When I was young, I read all the Nancy Drew mysteries (at least the ones that were available at that time)! My brothers and I would go to the library every week and I would come out with a pile of books, mostly Nancy Drew mysteries. They said to me many times, “Rob, you’re in a reading rut!” Yes, that’s what good mysteries do to you, and I still love getting caught in a mystery reading rut!
The Whispering Statue, by Carolyn Keene, is book #14 in the original series. All the Nancy Drew books were actually ghostwritten, and my favorite of the ghostwriters was Mildred A. Wirt Benson. She wrote the first twenty-three books in the series, and those are my favorites.
Another interesting tidbit about the early Nancy Drew books, which were originally published in the 1930s, is that they were rewritten and republished in the 1970s. The copy I read of The Whispering Statue was definitely a rewritten one from the 70s because the plot was significantly different and shorter than the earlier version, AND the word “groovy” was used two or three times in the story. That was a dead giveaway to someone very familiar with the late 60s and early 70s!!
I enjoyed rereading this mystery. It was pleasant to spend an afternoon on the porch with a fun book. My goal is to slowly reread as many of the Nancy Drew books as possible!
Once again, Nancy faces two puzzling mysteries at once! The first concerns a valuable collection of rare books that Mrs. Horace Merriam commissioned anart dealer to sell–has he swindled her instead?
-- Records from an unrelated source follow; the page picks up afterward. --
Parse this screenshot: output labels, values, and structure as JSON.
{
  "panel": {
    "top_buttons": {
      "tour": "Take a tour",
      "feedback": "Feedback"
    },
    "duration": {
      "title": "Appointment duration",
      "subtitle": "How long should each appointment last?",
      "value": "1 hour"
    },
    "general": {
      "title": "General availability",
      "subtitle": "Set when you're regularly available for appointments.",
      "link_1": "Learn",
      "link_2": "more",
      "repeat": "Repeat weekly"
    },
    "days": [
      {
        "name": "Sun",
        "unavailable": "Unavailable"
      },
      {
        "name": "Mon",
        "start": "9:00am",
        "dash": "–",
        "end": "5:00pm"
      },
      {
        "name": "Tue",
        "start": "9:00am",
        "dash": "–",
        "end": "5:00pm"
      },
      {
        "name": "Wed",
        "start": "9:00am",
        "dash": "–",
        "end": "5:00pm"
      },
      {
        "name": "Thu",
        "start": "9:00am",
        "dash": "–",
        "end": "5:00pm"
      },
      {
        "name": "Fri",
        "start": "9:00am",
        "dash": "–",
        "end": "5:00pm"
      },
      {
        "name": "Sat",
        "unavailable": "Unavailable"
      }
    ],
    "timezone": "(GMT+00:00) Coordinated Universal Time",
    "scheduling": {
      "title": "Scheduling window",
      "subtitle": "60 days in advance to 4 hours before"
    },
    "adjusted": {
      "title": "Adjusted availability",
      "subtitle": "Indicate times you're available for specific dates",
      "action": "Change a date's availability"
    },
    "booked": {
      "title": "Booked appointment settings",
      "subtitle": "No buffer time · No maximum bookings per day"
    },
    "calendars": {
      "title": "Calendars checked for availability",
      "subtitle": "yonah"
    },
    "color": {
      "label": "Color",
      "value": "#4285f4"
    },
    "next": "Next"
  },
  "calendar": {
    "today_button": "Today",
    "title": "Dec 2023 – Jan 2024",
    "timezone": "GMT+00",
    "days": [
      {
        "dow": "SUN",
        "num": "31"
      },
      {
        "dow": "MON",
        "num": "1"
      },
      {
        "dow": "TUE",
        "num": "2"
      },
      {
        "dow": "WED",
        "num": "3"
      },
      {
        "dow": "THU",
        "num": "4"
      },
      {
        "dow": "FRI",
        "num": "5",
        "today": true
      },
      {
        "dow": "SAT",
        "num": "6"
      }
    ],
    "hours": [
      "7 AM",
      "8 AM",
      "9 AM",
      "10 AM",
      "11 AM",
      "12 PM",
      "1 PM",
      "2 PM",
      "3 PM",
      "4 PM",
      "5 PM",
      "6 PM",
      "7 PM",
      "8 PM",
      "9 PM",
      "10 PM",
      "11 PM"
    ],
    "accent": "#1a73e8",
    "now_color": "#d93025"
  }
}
The second mystery revolves around the baffling theft of a beautiful marble statue. To solve both mysteries, the famous young detective disguises herself and assumes a false identity. Despite these precautions, danger stalks Nancy’s every move. An attempted kidnapping, a nearly disastrous sailboat collision, and an encounter with a dishonest sculptor are just a few of the exciting challenges that Nancy is faced with as she gathers evidence against a clever ring of art thieves.
I read this book for the RIP XIII challenge, Peril the First.
Many years ago, I read The Guernsey Literary and Potato Peel Pie Society, by Mary Ann Shaffer and Annie Barrows, and I loved it. I just reread it, knowing that I would like to see the new movie that’s been made of it, and discovered the pleasure of it all over again. I loved it even more this time around! This book really is a treasure! It is historical fiction, the story taking place during the occupation of the Channel Islands during World War II. It is written as a series of letters between the different characters, and it is absolutely delightful getting to know those characters. If you haven’t read it, you must.
From the publisher:
January 1946: London is emerging from the shadow of the Second World War, and writer Juliet Ashton is looking for her next book subject. Who could imagine that she would find it in a letter from a man she’s never met, a native of the island of Guernsey, who has come across her name written inside a book by Charles Lamb…
As Juliet and her new correspondent exchange letters, Juliet is drawn into the world of this man and his friends and what a wonderfully eccentric world it is. The Guernsey Literary and Potato Peel Pie Society born as a spur-of-the-moment alibi when its members were discovered breaking curfew by the Germans occupying their island boasts a charming, funny, deeply human cast of characters, from pig farmers to phrenologists, literature lovers all.
Juliet begins a remarkable correspondence with the society’s members, learning about their island, their taste in books, and the impact the recent German occupation has had on their lives. Captivated by their stories, she sets sail for Guernsey, and what she finds will change her forever.
Written with warmth and humor as a series of letters, this novel is a celebration of the written word in all its guises, and of finding connection in the most surprising ways.
My favorite quote from the book:
That’s what I love about reading: one tiny thing will interest you in a book, and that tiny thing will lead you onto another book, and another bit there will lead you onto a third book. It’s geometrically progressive—all with no end in sight, and for no other reason than sheer enjoyment.